Last weekend marked the thirteen-year anniversary of the administration of former U.S. President Barack Obama getting the landmark Affordable Care Act (ACA) passed by Congress and signed into law. Since then, the ACA, billed as “Obamacare”, has brought nearly 30 million uninsured Americans under the healthcare insurance umbrella. It also survived challenges in court and notably its individual mandate, which requires tax authorities to levy a punitive fee on those who fail to buy health insurance policies, was upheld by the Supreme Court in 2012. Attempts by the administration of former President Donald Trump to gut the law by attacking its key provisions also failed in the Supreme Court, and today there is a far greater sense of inclusivity, accessibility and justice so far as healthcare insurance regulation is concerned.
My encounter with the ACA when I first took up the role of this newspaper’s U.S. correspondent, in early 2010, was twofold.
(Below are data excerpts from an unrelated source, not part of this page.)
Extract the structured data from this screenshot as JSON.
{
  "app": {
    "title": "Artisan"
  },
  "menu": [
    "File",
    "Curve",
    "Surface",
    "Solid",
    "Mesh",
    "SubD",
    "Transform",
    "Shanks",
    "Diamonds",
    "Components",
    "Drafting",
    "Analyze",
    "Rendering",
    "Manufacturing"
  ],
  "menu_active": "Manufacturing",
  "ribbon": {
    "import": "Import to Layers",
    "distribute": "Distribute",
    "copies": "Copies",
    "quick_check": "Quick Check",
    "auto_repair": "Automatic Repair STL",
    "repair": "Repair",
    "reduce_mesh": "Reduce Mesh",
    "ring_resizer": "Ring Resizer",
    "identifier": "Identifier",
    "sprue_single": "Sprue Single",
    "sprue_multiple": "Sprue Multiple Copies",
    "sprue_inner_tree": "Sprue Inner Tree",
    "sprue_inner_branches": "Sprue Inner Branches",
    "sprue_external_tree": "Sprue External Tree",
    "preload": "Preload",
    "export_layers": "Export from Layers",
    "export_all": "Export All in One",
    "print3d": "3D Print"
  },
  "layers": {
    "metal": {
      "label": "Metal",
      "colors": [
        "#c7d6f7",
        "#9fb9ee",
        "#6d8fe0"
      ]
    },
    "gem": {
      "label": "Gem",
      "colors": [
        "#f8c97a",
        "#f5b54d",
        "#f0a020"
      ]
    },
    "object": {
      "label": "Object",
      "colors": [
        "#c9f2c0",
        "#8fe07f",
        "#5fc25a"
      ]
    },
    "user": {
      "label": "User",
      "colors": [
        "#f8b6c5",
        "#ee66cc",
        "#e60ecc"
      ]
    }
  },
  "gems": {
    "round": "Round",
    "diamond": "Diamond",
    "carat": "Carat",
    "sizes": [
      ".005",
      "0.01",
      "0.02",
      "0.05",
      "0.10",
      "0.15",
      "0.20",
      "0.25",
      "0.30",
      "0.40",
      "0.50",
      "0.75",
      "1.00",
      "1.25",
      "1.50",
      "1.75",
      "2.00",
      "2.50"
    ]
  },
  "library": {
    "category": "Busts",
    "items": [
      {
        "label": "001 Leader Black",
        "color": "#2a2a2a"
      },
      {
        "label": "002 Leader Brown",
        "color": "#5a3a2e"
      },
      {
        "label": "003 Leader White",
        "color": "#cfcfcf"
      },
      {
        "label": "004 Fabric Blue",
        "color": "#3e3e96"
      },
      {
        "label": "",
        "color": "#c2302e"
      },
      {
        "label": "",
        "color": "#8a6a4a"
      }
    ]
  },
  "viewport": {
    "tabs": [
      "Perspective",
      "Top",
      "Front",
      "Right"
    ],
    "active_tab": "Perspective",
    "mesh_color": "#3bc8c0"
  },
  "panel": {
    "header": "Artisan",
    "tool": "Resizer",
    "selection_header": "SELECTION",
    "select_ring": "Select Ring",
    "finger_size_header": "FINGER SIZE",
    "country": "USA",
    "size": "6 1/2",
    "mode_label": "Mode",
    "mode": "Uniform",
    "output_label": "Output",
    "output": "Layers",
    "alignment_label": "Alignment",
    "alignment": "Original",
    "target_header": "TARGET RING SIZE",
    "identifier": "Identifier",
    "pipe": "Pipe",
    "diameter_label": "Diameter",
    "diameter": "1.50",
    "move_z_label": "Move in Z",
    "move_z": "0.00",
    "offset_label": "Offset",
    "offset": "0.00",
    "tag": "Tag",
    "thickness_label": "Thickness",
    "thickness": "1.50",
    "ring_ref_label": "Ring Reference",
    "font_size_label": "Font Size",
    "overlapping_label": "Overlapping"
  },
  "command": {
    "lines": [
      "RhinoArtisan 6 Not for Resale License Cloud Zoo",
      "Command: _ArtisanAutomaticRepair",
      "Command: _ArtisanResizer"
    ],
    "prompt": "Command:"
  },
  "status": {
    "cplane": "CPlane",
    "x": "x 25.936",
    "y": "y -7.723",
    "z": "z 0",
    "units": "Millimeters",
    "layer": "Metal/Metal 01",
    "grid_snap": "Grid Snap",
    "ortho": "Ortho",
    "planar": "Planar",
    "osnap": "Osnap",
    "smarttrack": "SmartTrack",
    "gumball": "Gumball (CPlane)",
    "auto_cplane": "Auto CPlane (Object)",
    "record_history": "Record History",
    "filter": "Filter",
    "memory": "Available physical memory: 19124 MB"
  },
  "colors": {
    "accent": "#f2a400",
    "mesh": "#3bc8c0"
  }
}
Firstly, it was the most dramatic event happening in Washington when I landed there on a wintry February morning. While the context of U.S. healthcare might not have been directly relevant to India, the sheer intensity of the conflict and negotiations around the Obama administration’s campaign to get it passed on the Capitol Hill captivated global audiences and made it an obvious story for me to cover daily. To me, and perhaps to some readers of the coverage that we provided of the ACA’s tortuous path through Congress, it was astounding that to get to the final lap and across the finish line, the White House had to ultimately yield to the demands of Republican Congressman Bart Stupak, a long-time opponent of abortion, who insisted on including the Hyde Amendment, an anti-abortion-funding provision within Medicaid, in the ACA Bill.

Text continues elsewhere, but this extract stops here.